Cholesterol levels are usually thought of in terms of just numbers.
But experts now say there’s a lot more to it than that.
And, they say, there’s plenty a person and their doctor can do about it.
New cholesterol guidelines have been published by the American College of Cardiology and the American Heart Association.
Researchers from the two organizations incorporated new findings into previous guidelines that were adopted in 2013.
“These are not opinion-based guidelines. These were evidence-based guidelines, meaning that they reflect what’s new in the field,” Dr.

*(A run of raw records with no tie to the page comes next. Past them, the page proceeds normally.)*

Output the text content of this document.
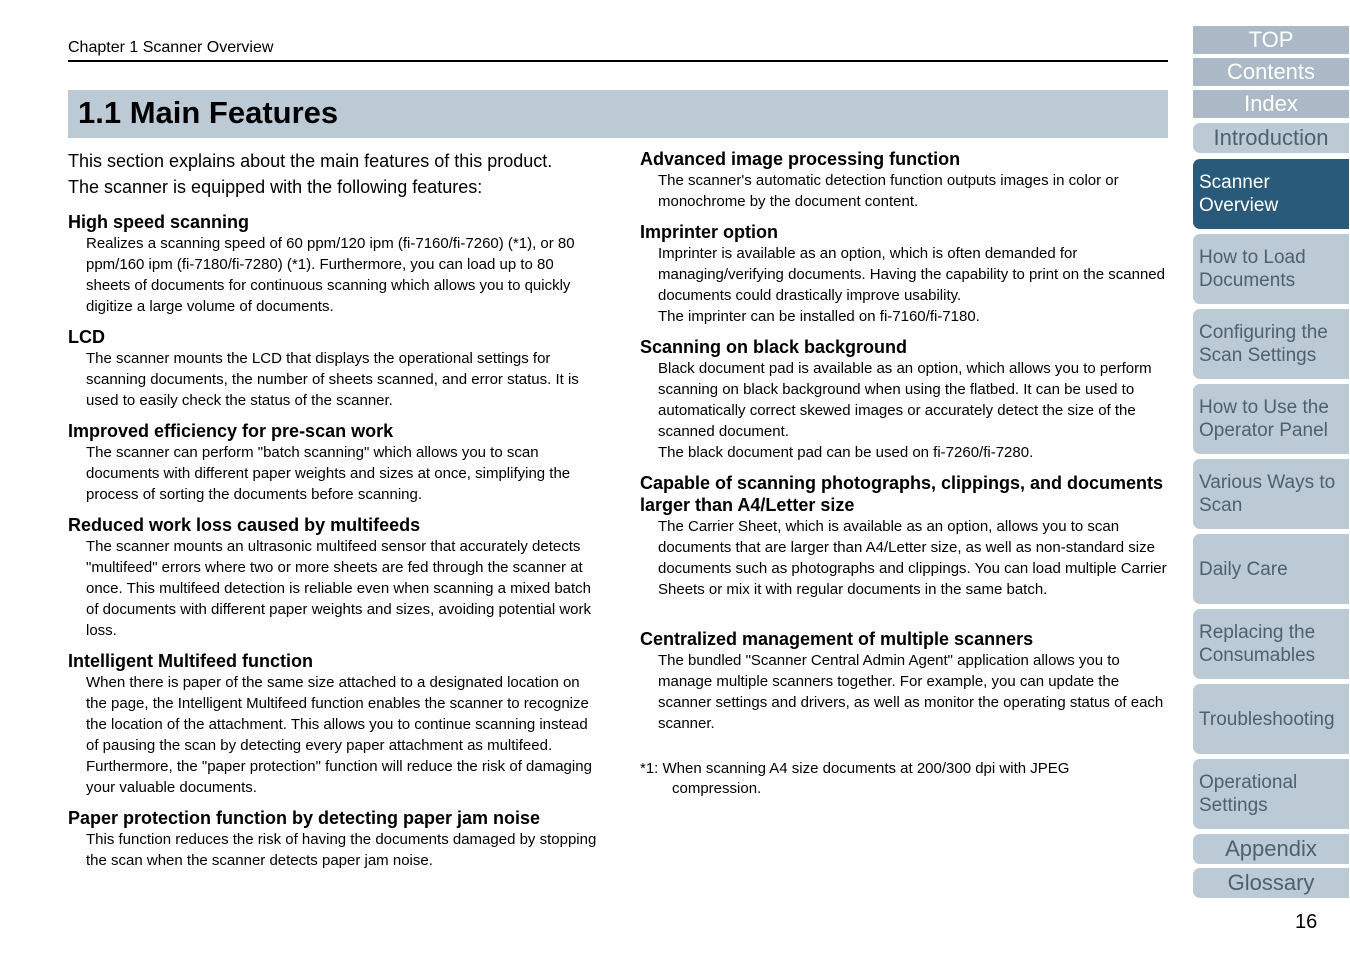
Chapter 1 Scanner Overview
1.1 Main Features

This section explains about the main features of this product.

The scanner is equipped with the following features:

High speed scanning

Realizes a scanning speed of 60 ppm/120 ipm (fi-7160/fi-7260) (*1), or 80 ppm/160 ipm (fi-7180/fi-7280) (*1). Furthermore, you can load up to 80 sheets of documents for continuous scanning which allows you to quickly digitize a large volume of documents.

LCD

The scanner mounts the LCD that displays the operational settings for scanning documents, the number of sheets scanned, and error status. It is used to easily check the status of the scanner.

Improved efficiency for pre-scan work

The scanner can perform "batch scanning" which allows you to scan documents with different paper weights and sizes at once, simplifying the process of sorting the documents before scanning.

Reduced work loss caused by multifeeds

The scanner mounts an ultrasonic multifeed sensor that accurately detects "multifeed" errors where two or more sheets are fed through the scanner at once. This multifeed detection is reliable even when scanning a mixed batch of documents with different paper weights and sizes, avoiding potential work loss.

Intelligent Multifeed function

When there is paper of the same size attached to a designated location on the page, the Intelligent Multifeed function enables the scanner to recognize the location of the attachment. This allows you to continue scanning instead of pausing the scan by detecting every paper attachment as multifeed. Furthermore, the "paper protection" function will reduce the risk of damaging your valuable documents.

Paper protection function by detecting paper jam noise

This function reduces the risk of having the documents damaged by stopping the scan when the scanner detects paper jam noise.

Advanced image processing function

The scanner's automatic detection function outputs images in color or monochrome by the document content.

Imprinter option

Imprinter is available as an option, which is often demanded for managing/verifying documents. Having the capability to print on the scanned documents could drastically improve usability.

The imprinter can be installed on fi-7160/fi-7180.

Scanning on black background

Black document pad is available as an option, which allows you to perform scanning on black background when using the flatbed. It can be used to automatically correct skewed images or accurately detect the size of the scanned document.

The black document pad can be used on fi-7260/fi-7280.

Capable of scanning photographs, clippings, and documents larger than A4/Letter size

The Carrier Sheet, which is available as an option, allows you to scan documents that are larger than A4/Letter size, as well as non-standard size documents such as photographs and clippings. You can load multiple Carrier Sheets or mix it with regular documents in the same batch.

Centralized management of multiple scanners

The bundled "Scanner Central Admin Agent" application allows you to manage multiple scanners together. For example, you can update the scanner settings and drivers, as well as monitor the operating status of each scanner.

*1: When scanning A4 size documents at 200/300 dpi with JPEG compression.
TOP
Contents
Index
Introduction
Scanner Overview
How to Load Documents
Configuring the Scan Settings
How to Use the Operator Panel
Various Ways to Scan
Daily Care
Replacing the Consumables
Troubleshooting
Operational Settings
Appendix
Glossary
16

Neil J. Stone, a professor of medicine (cardiology) and preventive medicine at Northwestern University in Illinois and vice chair of the writing committee for the guidelines, told Healthline.
The new guidelines include a threshold level of 70 milligrams per deciliter for low-density lipoprotein (LDL or “bad”) cholesterol for high-risk people who have a history of heart attack or stroke.

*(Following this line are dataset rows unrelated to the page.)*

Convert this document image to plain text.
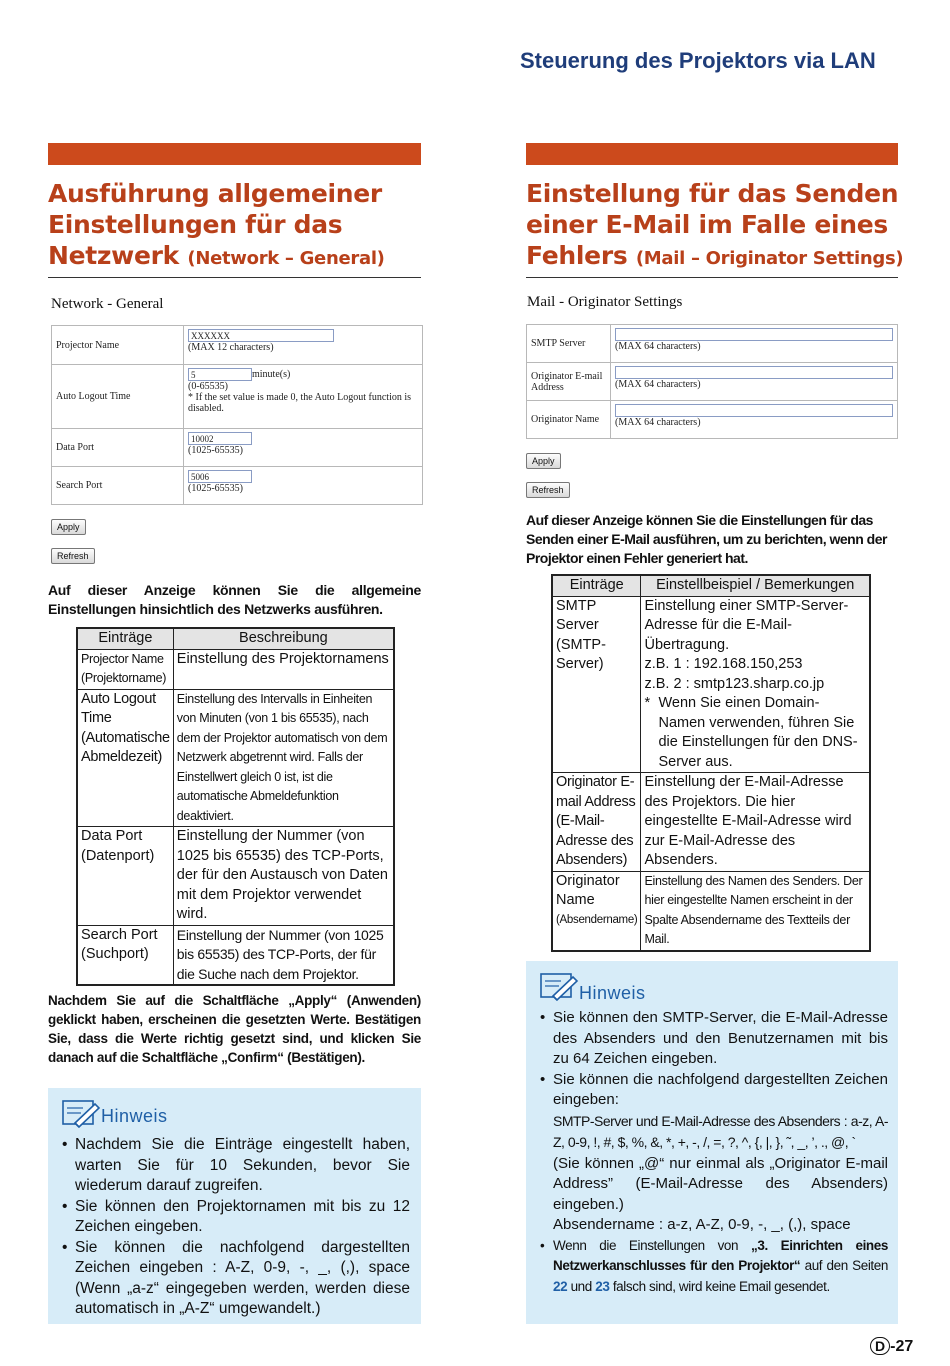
Steuerung des Projektors via LAN
Ausführung allgemeiner Einstellungen für das Netzwerk (Network – General)
Network - General
Projector Name	XXXXXX
(MAX 12 characters)
Auto Logout Time	5 minute(s)
(0-65535)
* If the set value is made 0, the Auto Logout function is disabled.
Data Port	10002
(1025-65535)
Search Port	5006
(1025-65535)
Apply
Refresh
Auf dieser Anzeige können Sie die allgemeine Einstellungen hinsichtlich des Netzwerks ausführen.
Einträge	Beschreibung
Projector Name (Projektorname)	Einstellung des Projektornamens
Auto Logout Time (Automatische Abmeldezeit)	Einstellung des Intervalls in Einheiten von Minuten (von 1 bis 65535), nach dem der Projektor automatisch von dem Netzwerk abgetrennt wird. Falls der Einstellwert gleich 0 ist, ist die automatische Abmeldefunktion deaktiviert.
Data Port (Datenport)	Einstellung der Nummer (von 1025 bis 65535) des TCP-Ports, der für den Austausch von Daten mit dem Projektor verwendet wird.
Search Port (Suchport)	Einstellung der Nummer (von 1025 bis 65535) des TCP-Ports, der für die Suche nach dem Projektor.
Nachdem Sie auf die Schaltfläche „Apply“ (Anwenden) geklickt haben, erscheinen die gesetzten Werte. Bestätigen Sie, dass die Werte richtig gesetzt sind, und klicken Sie danach auf die Schaltfläche „Confirm“ (Bestätigen).
Hinweis
• Nachdem Sie die Einträge eingestellt haben, warten Sie für 10 Sekunden, bevor Sie wiederum darauf zugreifen.
• Sie können den Projektornamen mit bis zu 12 Zeichen eingeben.
• Sie können die nachfolgend dargestellten Zeichen eingeben : A-Z, 0-9, -, _, (,), space (Wenn „a-z“ eingegeben werden, werden diese automatisch in „A-Z“ umgewandelt.)
Einstellung für das Senden einer E-Mail im Falle eines Fehlers (Mail – Originator Settings)
Mail - Originator Settings
SMTP Server	(MAX 64 characters)
Originator E-mail Address	(MAX 64 characters)
Originator Name	(MAX 64 characters)
Apply
Refresh
Auf dieser Anzeige können Sie die Einstellungen für das Senden einer E-Mail ausführen, um zu berichten, wenn der Projektor einen Fehler generiert hat.
Einträge	Einstellbeispiel / Bemerkungen
SMTP Server (SMTP-Server)	Einstellung einer SMTP-Server-Adresse für die E-Mail-Übertragung.
z.B. 1 : 192.168.150,253
z.B. 2 : smtp123.sharp.co.jp
* Wenn Sie einen Domain-Namen verwenden, führen Sie die Einstellungen für den DNS-Server aus.

Originator E-mail Address (E-Mail-Adresse des Absenders)	Einstellung der E-Mail-Adresse des Projektors. Die hier eingestellte E-Mail-Adresse wird zur E-Mail-Adresse des Absenders.

Originator Name
(Absendername)	Einstellung des Namen des Senders. Der hier eingestellte Namen erscheint in der Spalte Absendername des Textteils der Mail.
Hinweis
• Sie können den SMTP-Server, die E-Mail-Adresse des Absenders und den Benutzernamen mit bis zu 64 Zeichen eingeben.
• Sie können die nachfolgend dargestellten Zeichen eingeben:
SMTP-Server und E-Mail-Adresse des Absenders : a-z, A-Z, 0-9, !, #, $, %, &, *, +, -, /, =, ?, ^, {, |, }, ˜, _, ’, ., @, `
(Sie können „@“ nur einmal als „Originator E-mail Address” (E-Mail-Adresse des Absenders) eingeben.)
Absendername : a-z, A-Z, 0-9, -, _, (,), space
• Wenn die Einstellungen von „3. Einrichten eines Netzwerkanschlusses für den Projektor“ auf den Seiten 22 und 23 falsch sind, wird keine Email gesendet.
D -27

The recommendations include an aggressive program of statins for certain individuals.
The guidelines also have a special focus on the discussions between clinicians and patients about trying to prevent heart attack or stroke.
“The 2013 guideline was one, really the first, guideline to put a sharp focus on the shared decision-making. These new guidelines are able to personalize that risk discussion much more than doctors were aware of with the last guidelines,” Stone said.
He says 25 years ago, people basically said, “Know your cholesterol.”
About 10 years ago, the focus shifted to risk.
“And that was amplified five years ago. And now we’re saying, not only know your risk, but let’s personalize your risk,” Stone said.
This new perspective means unprecedented customized care.
Dr. Leslie Cho, a cardiologist at the Cleveland Clinic, told Healthline that everybody should be concerned about cholesterol since “the number one cause of death in [the] U.S. is still heart disease.”